観念した日


私が実家を夜11時頃に出て帰る途中の事だ。私の車(サイノス)は塗装に出していて、その日は修理屋の代車を借りていた。実家を出て5分位走って、少しエンジンの噴けが悪いかな〜と思った。しかし後ろに他の車はいないし、迷惑かかるふうでもないのでゆっくり走っていた。走る途中、サイノスを買ってすぐの夜もトラブルがあった事を思い出した。


新車を買って2日目、実家に行った帰りにそれは起こった。エンジンに負荷がかかっていないとなぜかエンストするのだ。私の車はマニュアル車なのだが、クラッチを底まで踏むと、普通はアイドリング回転数のへんで回転計の針がフワリと止まるのだが、なぜか一気に0まで落ちる。走行中のエンストは危険だ。ブレーキの効きは悪くなるし、ハンドルは重くなる。私は惰性で走りながら、時々止まるエンジンをかけながら走った。「なんとか家まで持ってくれ」と思いながら。実家から最初の10キロ位は国道とはいえ信号はほとんどなく、ギアを変える事もないので、不調ながら楽に帰れた。しかし残り5キロが問題だった。曲がり角と信号だらけなのだ。信号待ちでエンスト、ギアを変えるとエンスト。この「ギアチェンジの度にエンスト」はけっこう面倒だ。1−2−3とギアを上げるうちに2回エンストする。私は普通に運転する事をあきらめた。「信号で止まった場合はエンジンをかけて出ればいい。信号以外でギアチェンジをしなくて済むよう、ずっと2ndで走ろう。」かくして、深夜の町を延々2ndギアで走る、という騒々しい方法で家に帰ったのだった。

代車はますます噴けが悪くなってきた。気がつくと40キロ位しか出てないのに、アクセルを底まで踏んでいた。「いくら軽でもこれはないだろう」と思ったが、実家に引き返すには遠過ぎるので、「なんとか家まで持ってくれ」と思いながら前へ進んだ。

赤信号なので止まった。そして信号は青に変わったが、エンジンが全くかからない。中途半端な状態で止まっている訳にもいかない。私はまわりに車がいないのをいいことに、セルで転がして少しずつ車を前へ進めた。この交差点の信号を渡り切った所はコンビニの駐車場なのだ。
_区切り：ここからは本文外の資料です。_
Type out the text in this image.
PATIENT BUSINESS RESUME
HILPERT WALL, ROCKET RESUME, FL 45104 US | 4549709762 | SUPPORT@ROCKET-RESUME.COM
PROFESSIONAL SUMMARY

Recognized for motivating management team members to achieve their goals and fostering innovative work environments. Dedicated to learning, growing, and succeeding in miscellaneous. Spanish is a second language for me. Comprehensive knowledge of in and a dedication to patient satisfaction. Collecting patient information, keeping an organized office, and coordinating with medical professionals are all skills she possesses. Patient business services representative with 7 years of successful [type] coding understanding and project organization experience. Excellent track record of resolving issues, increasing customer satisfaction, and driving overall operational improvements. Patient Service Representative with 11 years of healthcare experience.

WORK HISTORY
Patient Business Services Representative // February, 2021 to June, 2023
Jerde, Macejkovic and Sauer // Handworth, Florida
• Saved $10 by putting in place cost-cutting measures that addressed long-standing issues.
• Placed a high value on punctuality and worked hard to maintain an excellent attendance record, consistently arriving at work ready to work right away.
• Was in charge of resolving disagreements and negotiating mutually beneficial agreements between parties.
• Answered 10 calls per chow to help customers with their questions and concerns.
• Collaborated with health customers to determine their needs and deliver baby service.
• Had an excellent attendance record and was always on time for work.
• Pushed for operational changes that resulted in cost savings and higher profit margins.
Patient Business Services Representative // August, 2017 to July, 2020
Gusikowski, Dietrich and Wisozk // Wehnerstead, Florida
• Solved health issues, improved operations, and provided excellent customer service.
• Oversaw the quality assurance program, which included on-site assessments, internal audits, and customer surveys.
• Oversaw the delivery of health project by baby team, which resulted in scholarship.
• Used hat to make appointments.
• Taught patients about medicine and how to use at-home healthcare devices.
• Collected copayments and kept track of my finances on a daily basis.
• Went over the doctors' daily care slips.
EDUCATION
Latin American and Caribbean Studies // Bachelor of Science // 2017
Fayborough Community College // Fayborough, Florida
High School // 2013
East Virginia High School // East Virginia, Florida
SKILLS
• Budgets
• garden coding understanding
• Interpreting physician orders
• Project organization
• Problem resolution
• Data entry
ここに入れれば、とりあえず邪魔にはならない。

信号が変わり終わる前に何とかコンビニの駐車場に入れることができた。夜11時15分。私は「こんな夜中に、こんな所に止まってしまってどうしよう」と思った。何度やってもエンジンはかからない。仕方がないので実家に電話して応援を頼む事にした。たまたまここには公衆電話がある。父が来るまでとても寒かった。真冬にスーツ1枚でヒーターなしはキツかった。電話があってすぐ家を出れば10分程度で来られるのだが、寝ている父を起こして、着替えて、工具持ってなので、30分くらい後に応援が来た。父が来てすぐエンジンはかかったのだが、家に帰る途中、また止まってはいけないので、父は私の家までついてきてくれた。とてもありがたかった。無事家についたのを見届けて、父は実家に帰っていった。

たまたま今回はコンビニの前で故障したので電話が側にあったが、ここより他にはかなり離れた所にしか公衆電話はない。時間が時間なので、近所の家で電話を借りるわけにもいかない。もう少し後か前に故障していたら、真冬の真夜中、歩いて電話を探しに行かなければならなかった。このことは私に携帯電話を持つ決心をさせた。生まれながらの鉄砲玉(家を出て行ったきり、音沙汰ない人)もついに観念したのだ。